A lot of times you see smoke and burn marks on a bad board. I have tried to troubleshoot boards and some I could not figure out. I even swapped them out. Try looking at the motor connections and see if you can get it to run. DO you have lights?


----------



## gunrunnerjohn (Nov 10, 2010)

Welcome to the crazy world of the PS/3 diesel upgrade kit! 

FWIW, I recommend removing any and all of the unused pins and wires from the connectors. That makes the tangled mess of wires much more manageable. Also, be careful as some of the statements in the "beta" instructions are misleading if not outright wrong. I followed the schematic more than the instructions.

Did you check the current draw? It would be interesting if you have any current to the board.

Note that shorting ANYTHING to the frame other than the incoming power connection will not be good for the board!
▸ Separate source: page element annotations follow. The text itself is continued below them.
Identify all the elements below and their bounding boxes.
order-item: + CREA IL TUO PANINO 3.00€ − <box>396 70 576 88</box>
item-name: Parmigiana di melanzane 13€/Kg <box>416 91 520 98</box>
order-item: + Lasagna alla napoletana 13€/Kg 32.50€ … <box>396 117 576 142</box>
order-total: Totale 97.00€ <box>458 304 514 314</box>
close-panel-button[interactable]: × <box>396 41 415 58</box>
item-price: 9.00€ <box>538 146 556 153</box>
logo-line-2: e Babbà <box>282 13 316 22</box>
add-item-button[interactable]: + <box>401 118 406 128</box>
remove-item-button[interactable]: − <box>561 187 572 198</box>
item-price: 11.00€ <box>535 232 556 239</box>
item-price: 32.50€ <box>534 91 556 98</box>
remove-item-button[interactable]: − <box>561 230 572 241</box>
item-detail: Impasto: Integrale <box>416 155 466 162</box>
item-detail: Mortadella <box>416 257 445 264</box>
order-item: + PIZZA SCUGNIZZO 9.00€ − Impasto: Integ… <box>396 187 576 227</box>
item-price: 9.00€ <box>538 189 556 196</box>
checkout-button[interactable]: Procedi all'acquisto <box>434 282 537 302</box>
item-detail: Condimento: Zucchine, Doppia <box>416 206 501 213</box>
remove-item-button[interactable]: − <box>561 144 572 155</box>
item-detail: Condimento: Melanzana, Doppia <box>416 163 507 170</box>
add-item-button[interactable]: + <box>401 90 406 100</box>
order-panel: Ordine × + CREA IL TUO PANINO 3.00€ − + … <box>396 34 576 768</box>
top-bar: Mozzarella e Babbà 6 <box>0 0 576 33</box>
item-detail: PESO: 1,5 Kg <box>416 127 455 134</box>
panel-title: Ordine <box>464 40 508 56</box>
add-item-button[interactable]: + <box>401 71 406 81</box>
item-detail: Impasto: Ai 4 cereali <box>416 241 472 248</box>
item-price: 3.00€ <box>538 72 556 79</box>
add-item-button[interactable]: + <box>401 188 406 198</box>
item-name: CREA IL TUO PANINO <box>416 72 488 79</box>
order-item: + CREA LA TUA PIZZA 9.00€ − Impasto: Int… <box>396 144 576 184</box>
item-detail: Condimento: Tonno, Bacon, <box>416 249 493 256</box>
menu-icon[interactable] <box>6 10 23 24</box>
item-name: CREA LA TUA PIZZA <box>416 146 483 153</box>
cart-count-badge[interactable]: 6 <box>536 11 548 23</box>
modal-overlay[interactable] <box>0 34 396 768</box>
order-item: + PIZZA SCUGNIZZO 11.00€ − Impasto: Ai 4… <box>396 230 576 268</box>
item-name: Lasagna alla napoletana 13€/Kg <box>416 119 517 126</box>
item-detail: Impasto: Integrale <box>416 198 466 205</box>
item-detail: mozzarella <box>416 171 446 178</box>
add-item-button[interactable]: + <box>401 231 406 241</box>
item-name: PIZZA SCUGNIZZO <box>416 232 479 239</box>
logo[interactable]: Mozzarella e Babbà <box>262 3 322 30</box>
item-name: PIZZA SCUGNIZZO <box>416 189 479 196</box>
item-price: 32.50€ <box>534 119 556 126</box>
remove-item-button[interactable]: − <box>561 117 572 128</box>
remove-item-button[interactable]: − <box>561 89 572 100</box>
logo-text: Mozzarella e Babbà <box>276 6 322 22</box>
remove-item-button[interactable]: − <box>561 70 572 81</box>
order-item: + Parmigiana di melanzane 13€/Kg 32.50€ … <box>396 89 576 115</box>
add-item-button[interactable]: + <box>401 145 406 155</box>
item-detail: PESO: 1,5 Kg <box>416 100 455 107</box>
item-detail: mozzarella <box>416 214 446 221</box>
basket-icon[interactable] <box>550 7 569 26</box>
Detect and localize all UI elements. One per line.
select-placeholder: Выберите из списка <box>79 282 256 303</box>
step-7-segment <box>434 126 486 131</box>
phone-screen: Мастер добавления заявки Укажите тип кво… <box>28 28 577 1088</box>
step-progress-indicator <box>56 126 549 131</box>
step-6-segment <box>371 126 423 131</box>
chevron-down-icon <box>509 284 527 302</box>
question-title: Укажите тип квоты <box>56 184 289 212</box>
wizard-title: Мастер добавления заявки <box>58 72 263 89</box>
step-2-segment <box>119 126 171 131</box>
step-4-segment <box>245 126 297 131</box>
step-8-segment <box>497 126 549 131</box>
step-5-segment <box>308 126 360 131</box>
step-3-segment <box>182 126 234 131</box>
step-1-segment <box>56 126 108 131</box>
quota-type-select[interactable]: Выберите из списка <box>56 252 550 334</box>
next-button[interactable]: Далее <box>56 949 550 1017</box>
If all else fails, I can test the board for you, I am an MTH tech and I have the PS/3 test set.


----------



## Marklx200 (Jun 14, 2015)

GRJ

Thanks for responding. I actually discussed this with you and another gentleman on the OGR forum back in June when I sort of horned in on your thread about doing your first PS3 diesel upgrade. The general conclusion was I should send it to someone to test. I will do that, but for what ever reason, I believe it is bad. I am certain I didn't short any wires when I tested to see if it worked. I also have a TIU with a weak DCS signal on fixed one channel. Do you also repair those?


----------



## gunrunnerjohn (Nov 10, 2010)

Marklx200 said:


> GRJ
> 
> Thanks for responding. I actually discussed this with you and another gentleman on the OGR forum back in June when I sort of horned in on your thread about doing your first PS3 diesel upgrade. The general conclusion was I should send it to someone to test. I will do that, but for what ever reason, I believe it is bad. I am certain I didn't short any wires when I tested to see if it worked. I also have a TIU with a weak DCS signal on fixed one channel. Do you also repair those?


Those can be repaired, just did one of mine when it lost signal on one channel.  Hard to say about the PS/3 board without seeing it. Sadly, I believe MTH won't warranty them if they're not installed by a certified ASC.


----------



## Mark Boyce (Jul 22, 2015)

I have two PS3 kits for two diesels I won't get to until this winter. I appreciate any information I can gather from others' questions.


Sent from my iPhone using Tapatalk


----------



## gunrunnerjohn (Nov 10, 2010)

I've attached a text file generated by George Gaylo (GGG over in the OGR forum). So he gets the credit and the blame for the contents.  It was helpful when I did my first one.


----------



## feldon30 (Dec 30, 2012)

You'd think on a $199 upgrade on a $500+ engine they could come up with instructions that aren't just plain wrong. I guess that's why it's intended for dealers to do upgrades. The customer won't know it's a mess.


----------



## gunrunnerjohn (Nov 10, 2010)

You'd think that, but you'd be wrong.


----------



## Mark Boyce (Jul 22, 2015)

Thank you for George's file, John!


----------